Still, it was a famous victory. And, with only two Saturdays of the international season gone, there is keen dispute about the composition of the Lions party to tour New Zealand. Before the Five Nations' Championship began, we saloon-bar selectors had already pencilled in several names. Today, we are having to revise our assessments.

Take the wings. The favourites were Hunter, Simon Geoghegan, and Rory and Tony Underwood. Ieuan Evans was considered to be too prone to injury and to have lost his edge. And yet on Saturday he looked faster, fitter and sharper than he had for years.

Rory Underwood, by contrast, has always been liable to enter a world of his own. This is perhaps so not despite but because of his very great speed: for fast players tend to be easily bored and to believe, even subconsciously, that their pace can be relied upon to extricate them from any trouble.

And now Derek Stark has arrived on the scene. He went round Geoghegan three weeks ago and scored a fine try, as did his partner, Tony Stanger. On current form, the choices are Evans, Hunter, Stanger and Stark, which would mean taking three players who currently perform on the right.

Even before Saturday's match, Ian McGeechan had indicated that Will Carling would not necessarily be captain. His preference is believed to be for Gavin Hastings. I think this would be a mistake, for two reasons.

First, Hastings and McGeechan are Scots. When the two most important individuals in a touring party are fellow-nationals, allegations of favouritism, justified or not, are liable to be made over selection of the Test team.

You do not have to go to what used to be Yugoslavia to know the force of nationalism. You have only to be in Cardiff when Wales have beaten England.
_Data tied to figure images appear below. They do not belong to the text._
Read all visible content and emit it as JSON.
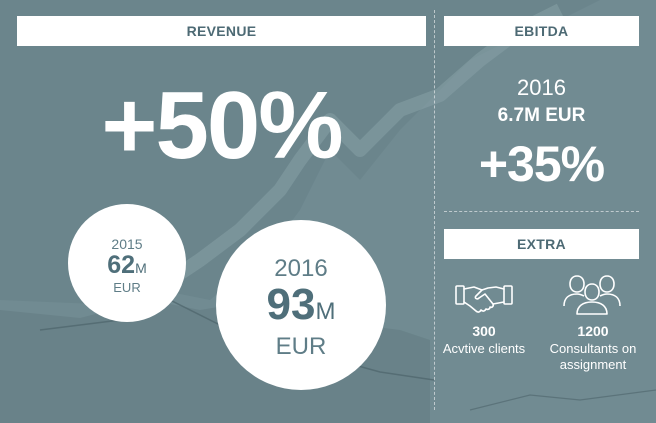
{
  "revenue": {
    "header": "REVENUE",
    "growth": "+50%",
    "y2015": {
      "year": "2015",
      "value": "62",
      "unit": "M",
      "currency": "EUR"
    },
    "y2016": {
      "year": "2016",
      "value": "93",
      "unit": "M",
      "currency": "EUR"
    }
  },
  "ebitda": {
    "header": "EBITDA",
    "year": "2016",
    "value": "6.7M EUR",
    "growth": "+35%"
  },
  "extra": {
    "header": "EXTRA",
    "clients": {
      "count": "300",
      "label": "Acvtive clients",
      "icon": "handshake-icon"
    },
    "consultants": {
      "count": "1200",
      "label_line1": "Consultants on",
      "label_line2": "assignment",
      "icon": "people-group-icon"
    }
  },
  "colors": {
    "background": "#6b858c",
    "header_text": "#4d6a74",
    "circle_text": "#5f7d87"
  }
}
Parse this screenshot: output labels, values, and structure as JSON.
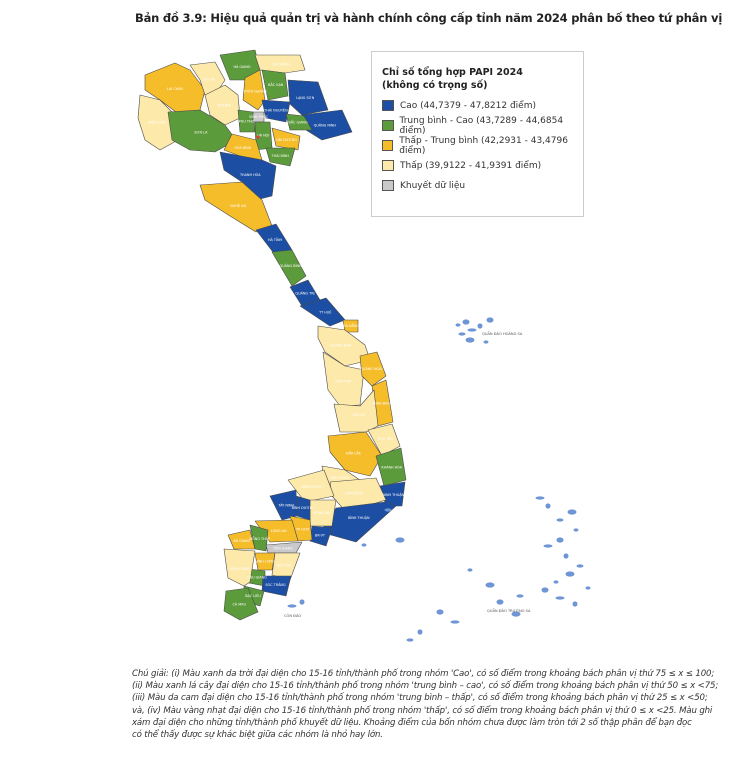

A Lions party is most harmonious when the two management figures, together with the captain and vice- captain, come one each from the four home countries.

Second, Hastings is not unassailable, great player though he is, and well though he has played this season. He is likely to be challenged by Jon Webb, or if Webb does not go, by Mike Rayer. This is not to say Hastings is, or would be, a latter-day version of Ciaran Fitzgerald, who caused much justified resentment when, as captain, he kept the superior hooker Colin Deans out of all the Test sides in New Zealand in 1983. Preferably, the captain should be unchallengable in his position.

This puts the selectors in a difficulty, for Robert Jones will be challenged by Gary Armstrong, and Rob Andrew by Stuart Barnes. Indeed, it is now being suggested that Barnes should replace Andrew in the England team. Perhaps - who knows? - the captaincy should go to a Welshman, for Wales have usually managed to produce their best form immediately before a Lions tour.